Но взгляд Вадима тек не вверх, а вдоль оврага — по склону, делавшему плавный поворот, поросшему коричневым бурьяном, молодой низкорослой полынью, остролистой крапивой, с волчиными и лисьими хвостами песчаных и глиняных осыпей, с могучими пластинчатыми выходами сланцев, похожими на стопки спрессованной макулатуры… Увидеть их дырку с обрыва, с крутого северного берега и вправду было невозможно.
— Упремся в породу — завязнем, — услышал он голос Шалимова.
— Ну ты чудак! — сказал с презрением Никифорыч. — Столько лет под землей, а понятия — как воло́с на яйце. — Это наш пласт идет. Через эту вот дырку они его и подгрызали. Направо товар шел в казну, а налево — в генеральский карман. Ты же был в этой лаве, Шалимов. И близко пласт не кончился, а нас с него сняли тогда — угнали, как коров с зеленого лужка. Написали, что он истощен, а сами под себя его забрали, старателей вот этих подрядили за гроши. По нему-то, родному, мы сейчас и ползем. И уже так и будем идти, пока в лаву свою не провалимся. Подтверди, инженер, — повернул закопченную морду к Вадиму, и тот с усердием глухонемого закивал, почувствовав, как спекшиеся губы раздвигаются в угодливо-признательной улыбке. — Молодец человек, — приговорил его Никифорыч, и в Мизгирева тотчас же плеснулась, прямо сердце лизнула благодарная радость: вот и он стал своим, вот и он настоящий подземный. — У нас-то ум короток и память, выходит, не длиннее собачьей: как начали бить по башке, уже и не помним, где ползали. Вот так бы и мыкались в этих потемках, если б он нас на собственный след не навел… Валька жалко с нами тут нет, слышь, Петро? Уж он бы тебе рассказал, по чему мы пойдем и куда доберемся. И вообще, заговоренный он, Валек. Я, знаете ли, в мистику не верю, я лично в шахте видел только крыс, какая из них по фамилии Шубин, не знаю… но Валька шахта любит. Раза два так уж точно пожалела, как мать. Ну и нас заодно, кто был рядом.
— Мог бы он силой мысли породу бурить — вообще бы цены ему не было, — отозвался Шалимов, глядя перед собой. — Как Кашпировский, бля. Мы с ним в детстве, когда вся вот эта … началась, тоже ложки лепили на лоб. И знаешь, держались, если сильно башкой не трясти. Мать к телевизору с рассветом — банки заряжать… этот в ящике пыжится, как водогрейный котел, а Валек нам: «Смотрите, сейчас обосрется. Пернет, бля, от натуги». Ну и ржем, и отец вместе с нами. Никифорыч, ты воду заряжал?
— Ну жена заряжала. Как все.
— Ну а ты сам чего? Верил, нет? — сверкнул на него белками Шалимов.

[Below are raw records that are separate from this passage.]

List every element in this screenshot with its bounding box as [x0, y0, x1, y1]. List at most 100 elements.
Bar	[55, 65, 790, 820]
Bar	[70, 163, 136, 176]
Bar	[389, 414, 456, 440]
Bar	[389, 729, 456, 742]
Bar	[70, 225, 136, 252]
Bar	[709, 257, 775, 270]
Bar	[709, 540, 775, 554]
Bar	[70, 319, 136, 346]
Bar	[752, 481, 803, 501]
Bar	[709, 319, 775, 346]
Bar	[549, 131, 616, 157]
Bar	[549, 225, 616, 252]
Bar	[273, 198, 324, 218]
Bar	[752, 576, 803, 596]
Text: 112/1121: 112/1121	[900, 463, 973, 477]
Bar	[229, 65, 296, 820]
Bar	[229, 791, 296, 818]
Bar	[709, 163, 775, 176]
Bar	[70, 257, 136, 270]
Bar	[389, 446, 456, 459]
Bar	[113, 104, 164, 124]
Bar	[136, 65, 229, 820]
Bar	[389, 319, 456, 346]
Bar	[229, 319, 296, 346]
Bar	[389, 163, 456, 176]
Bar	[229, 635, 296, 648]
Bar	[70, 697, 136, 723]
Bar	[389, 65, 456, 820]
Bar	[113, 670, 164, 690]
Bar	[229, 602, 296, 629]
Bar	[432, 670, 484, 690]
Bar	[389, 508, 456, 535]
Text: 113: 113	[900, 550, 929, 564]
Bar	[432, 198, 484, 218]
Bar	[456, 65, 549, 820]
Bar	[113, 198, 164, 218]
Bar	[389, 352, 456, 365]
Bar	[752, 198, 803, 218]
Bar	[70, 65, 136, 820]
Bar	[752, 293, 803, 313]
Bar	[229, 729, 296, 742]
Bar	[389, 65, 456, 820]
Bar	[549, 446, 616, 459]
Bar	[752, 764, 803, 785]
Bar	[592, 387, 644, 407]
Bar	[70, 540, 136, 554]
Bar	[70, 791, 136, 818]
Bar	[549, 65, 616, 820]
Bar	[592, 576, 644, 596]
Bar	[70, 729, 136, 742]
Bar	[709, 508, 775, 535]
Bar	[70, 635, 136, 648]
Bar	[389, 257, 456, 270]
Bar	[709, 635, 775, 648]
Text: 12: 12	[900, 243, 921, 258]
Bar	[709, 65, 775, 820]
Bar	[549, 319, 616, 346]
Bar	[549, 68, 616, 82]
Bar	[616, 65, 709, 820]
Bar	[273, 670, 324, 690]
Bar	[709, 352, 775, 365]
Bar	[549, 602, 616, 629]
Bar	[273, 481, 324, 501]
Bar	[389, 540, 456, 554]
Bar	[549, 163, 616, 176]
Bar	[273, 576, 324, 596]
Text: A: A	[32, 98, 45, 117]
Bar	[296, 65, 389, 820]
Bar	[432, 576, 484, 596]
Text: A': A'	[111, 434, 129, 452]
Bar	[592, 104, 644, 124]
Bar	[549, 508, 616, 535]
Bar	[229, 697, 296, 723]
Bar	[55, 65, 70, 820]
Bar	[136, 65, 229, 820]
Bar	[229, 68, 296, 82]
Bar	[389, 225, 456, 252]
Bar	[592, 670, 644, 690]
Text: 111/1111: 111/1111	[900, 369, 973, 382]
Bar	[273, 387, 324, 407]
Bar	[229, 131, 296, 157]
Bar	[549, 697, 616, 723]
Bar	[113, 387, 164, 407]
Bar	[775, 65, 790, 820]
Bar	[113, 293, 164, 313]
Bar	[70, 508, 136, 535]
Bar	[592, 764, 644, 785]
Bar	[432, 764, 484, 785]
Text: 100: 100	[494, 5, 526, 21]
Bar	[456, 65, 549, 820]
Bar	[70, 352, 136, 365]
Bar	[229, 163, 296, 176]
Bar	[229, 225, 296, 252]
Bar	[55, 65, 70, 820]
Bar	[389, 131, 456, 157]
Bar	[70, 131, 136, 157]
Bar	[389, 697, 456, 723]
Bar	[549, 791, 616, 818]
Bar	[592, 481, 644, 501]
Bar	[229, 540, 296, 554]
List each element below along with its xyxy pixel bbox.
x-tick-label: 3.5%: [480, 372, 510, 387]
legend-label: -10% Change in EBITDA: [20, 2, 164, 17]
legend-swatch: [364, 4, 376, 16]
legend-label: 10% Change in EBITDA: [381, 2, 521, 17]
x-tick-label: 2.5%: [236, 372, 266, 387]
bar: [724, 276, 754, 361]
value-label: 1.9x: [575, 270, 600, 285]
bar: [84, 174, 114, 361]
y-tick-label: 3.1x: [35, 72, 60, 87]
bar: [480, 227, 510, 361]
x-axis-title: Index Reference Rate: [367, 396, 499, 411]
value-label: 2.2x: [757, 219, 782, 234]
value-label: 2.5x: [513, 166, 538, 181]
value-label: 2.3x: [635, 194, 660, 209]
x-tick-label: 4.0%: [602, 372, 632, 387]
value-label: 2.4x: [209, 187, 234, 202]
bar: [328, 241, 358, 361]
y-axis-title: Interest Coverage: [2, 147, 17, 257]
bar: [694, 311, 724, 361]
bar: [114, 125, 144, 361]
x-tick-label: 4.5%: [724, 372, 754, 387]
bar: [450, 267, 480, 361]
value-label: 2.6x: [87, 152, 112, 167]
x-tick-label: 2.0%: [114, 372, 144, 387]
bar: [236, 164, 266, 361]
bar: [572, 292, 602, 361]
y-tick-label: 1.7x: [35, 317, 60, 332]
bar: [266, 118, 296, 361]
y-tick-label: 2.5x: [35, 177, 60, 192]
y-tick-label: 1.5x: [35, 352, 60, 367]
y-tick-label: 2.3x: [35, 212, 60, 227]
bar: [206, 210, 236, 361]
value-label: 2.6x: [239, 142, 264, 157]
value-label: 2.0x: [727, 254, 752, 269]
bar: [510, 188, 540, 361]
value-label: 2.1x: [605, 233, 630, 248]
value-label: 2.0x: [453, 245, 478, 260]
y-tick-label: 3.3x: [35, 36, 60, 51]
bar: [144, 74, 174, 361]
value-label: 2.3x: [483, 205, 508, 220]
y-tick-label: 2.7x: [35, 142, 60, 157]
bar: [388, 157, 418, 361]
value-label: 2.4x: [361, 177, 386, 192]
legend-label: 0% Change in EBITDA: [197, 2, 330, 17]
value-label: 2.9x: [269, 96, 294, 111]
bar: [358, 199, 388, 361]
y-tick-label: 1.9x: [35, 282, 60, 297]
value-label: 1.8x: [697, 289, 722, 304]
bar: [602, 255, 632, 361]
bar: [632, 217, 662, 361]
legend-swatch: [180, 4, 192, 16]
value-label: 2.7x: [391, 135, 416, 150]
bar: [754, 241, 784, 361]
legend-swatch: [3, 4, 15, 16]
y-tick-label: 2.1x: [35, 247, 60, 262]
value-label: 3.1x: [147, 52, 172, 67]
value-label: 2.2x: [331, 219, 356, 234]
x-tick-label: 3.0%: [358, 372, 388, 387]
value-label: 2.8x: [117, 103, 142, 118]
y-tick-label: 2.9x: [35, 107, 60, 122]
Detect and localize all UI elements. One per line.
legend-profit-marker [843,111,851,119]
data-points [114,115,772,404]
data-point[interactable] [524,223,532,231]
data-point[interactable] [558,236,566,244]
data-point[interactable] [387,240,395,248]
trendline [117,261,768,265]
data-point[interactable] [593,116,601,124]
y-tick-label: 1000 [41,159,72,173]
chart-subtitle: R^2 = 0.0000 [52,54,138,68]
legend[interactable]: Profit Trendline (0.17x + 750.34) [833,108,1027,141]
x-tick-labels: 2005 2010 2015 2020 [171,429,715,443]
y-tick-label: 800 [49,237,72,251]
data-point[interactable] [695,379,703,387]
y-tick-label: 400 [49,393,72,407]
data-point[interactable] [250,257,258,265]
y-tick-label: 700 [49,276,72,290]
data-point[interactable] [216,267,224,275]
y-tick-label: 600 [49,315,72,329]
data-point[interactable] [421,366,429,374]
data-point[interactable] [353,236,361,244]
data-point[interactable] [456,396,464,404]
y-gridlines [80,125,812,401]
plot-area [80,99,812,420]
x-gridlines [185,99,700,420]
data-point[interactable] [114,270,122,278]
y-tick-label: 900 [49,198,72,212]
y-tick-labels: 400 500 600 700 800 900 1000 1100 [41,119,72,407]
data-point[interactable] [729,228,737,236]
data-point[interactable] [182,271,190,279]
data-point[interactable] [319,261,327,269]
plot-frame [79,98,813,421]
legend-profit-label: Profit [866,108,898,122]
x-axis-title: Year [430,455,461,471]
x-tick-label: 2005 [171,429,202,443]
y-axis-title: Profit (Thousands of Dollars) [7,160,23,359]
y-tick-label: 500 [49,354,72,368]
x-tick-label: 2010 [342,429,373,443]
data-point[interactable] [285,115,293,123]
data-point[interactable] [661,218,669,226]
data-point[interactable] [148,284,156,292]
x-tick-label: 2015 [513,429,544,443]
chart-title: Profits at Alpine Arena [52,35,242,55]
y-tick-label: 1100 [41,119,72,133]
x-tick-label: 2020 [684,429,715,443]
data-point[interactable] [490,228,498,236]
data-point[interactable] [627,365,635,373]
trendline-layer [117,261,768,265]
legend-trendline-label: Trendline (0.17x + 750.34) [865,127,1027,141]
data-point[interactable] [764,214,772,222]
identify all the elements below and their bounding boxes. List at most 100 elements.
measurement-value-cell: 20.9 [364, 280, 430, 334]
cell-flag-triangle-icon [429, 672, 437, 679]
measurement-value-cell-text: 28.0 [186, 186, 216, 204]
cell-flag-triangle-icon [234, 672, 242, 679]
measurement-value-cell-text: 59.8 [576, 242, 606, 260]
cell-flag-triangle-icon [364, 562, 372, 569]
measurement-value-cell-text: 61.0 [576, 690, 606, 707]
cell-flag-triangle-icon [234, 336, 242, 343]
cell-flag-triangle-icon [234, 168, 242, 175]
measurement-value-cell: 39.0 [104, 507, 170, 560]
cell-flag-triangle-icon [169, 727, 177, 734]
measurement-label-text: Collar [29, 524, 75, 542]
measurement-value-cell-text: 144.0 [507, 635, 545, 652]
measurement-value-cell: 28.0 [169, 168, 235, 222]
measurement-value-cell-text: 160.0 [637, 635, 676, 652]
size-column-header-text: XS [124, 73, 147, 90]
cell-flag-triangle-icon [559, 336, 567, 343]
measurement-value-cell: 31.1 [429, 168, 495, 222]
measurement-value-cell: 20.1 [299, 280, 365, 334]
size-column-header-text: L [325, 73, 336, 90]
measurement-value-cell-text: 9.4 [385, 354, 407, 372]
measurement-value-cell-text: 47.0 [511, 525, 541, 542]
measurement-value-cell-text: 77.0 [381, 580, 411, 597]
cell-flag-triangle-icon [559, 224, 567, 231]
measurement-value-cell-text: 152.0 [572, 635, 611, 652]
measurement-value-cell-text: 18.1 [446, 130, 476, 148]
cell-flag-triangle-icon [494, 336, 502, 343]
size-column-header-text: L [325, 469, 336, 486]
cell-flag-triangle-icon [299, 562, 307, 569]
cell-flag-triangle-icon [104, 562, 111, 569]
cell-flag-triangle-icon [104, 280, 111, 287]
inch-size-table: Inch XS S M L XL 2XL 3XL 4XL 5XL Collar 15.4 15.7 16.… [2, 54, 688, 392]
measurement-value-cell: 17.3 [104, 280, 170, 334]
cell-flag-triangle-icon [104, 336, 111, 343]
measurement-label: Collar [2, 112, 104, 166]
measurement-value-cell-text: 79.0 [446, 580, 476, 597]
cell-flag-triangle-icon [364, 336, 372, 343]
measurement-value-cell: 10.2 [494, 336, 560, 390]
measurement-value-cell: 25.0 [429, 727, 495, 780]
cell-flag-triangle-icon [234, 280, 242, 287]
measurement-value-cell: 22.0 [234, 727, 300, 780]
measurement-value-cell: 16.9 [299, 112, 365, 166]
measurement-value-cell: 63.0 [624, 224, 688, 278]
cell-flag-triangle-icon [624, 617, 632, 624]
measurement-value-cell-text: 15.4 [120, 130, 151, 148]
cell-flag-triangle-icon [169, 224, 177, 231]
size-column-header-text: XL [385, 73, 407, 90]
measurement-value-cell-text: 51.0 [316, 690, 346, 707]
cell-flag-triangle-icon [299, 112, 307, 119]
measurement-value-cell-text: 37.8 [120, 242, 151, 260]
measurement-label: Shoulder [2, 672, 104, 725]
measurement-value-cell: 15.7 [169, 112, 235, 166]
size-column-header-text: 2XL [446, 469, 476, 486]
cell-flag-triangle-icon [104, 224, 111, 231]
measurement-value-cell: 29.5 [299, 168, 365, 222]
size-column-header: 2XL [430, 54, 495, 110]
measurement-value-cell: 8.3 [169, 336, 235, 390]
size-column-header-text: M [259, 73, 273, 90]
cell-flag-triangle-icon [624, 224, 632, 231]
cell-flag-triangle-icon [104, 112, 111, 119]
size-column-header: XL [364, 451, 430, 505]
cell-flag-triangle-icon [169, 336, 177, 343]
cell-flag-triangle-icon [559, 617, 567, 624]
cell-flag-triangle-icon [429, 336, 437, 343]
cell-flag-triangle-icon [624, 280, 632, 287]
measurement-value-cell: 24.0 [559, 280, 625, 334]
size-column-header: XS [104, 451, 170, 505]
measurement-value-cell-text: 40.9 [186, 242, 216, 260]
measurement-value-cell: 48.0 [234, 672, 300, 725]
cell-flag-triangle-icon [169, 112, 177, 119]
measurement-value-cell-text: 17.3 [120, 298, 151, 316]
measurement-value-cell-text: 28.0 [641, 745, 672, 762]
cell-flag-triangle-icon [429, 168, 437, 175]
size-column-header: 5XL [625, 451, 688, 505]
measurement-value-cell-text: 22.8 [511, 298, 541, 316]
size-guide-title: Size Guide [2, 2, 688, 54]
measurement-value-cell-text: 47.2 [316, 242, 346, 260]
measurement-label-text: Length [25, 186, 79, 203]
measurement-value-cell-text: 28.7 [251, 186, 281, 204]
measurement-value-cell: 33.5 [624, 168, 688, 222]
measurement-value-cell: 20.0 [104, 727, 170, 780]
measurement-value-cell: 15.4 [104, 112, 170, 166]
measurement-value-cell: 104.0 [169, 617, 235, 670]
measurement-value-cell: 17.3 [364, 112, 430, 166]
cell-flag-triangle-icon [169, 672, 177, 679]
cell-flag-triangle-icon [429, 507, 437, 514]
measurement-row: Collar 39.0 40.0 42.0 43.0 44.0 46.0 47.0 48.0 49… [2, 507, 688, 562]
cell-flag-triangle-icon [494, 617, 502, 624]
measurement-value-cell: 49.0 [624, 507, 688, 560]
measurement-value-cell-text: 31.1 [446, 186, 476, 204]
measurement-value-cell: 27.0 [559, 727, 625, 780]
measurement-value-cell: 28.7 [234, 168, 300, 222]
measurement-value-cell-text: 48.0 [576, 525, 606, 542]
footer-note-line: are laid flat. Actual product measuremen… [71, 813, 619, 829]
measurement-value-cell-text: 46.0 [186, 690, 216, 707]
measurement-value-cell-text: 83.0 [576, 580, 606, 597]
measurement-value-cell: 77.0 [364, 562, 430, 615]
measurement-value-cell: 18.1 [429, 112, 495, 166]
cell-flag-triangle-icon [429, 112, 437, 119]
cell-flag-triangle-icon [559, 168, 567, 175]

— А я циркониевый браслет носил, — сознался Никифорыч.
— Ну и как, помогло? — Шалимов смотрел на него уже маслеными от смеха глазами.
— Колени еще больше заболели, — сощурился Никифорыч, как будто силясь не захныкать. — И в туалет вот что-то начал по ночам… Не на той части тела, вероятно, носил… — И не выдержал, фыркнул, оскалив на полную рот, подновленный стальными фиксами, и немедленно прыснули все, заходясь в неуемном, выворачивающем кашле и отчаянно ёкая всем своим темным, не доеденным угольной пылью нутром.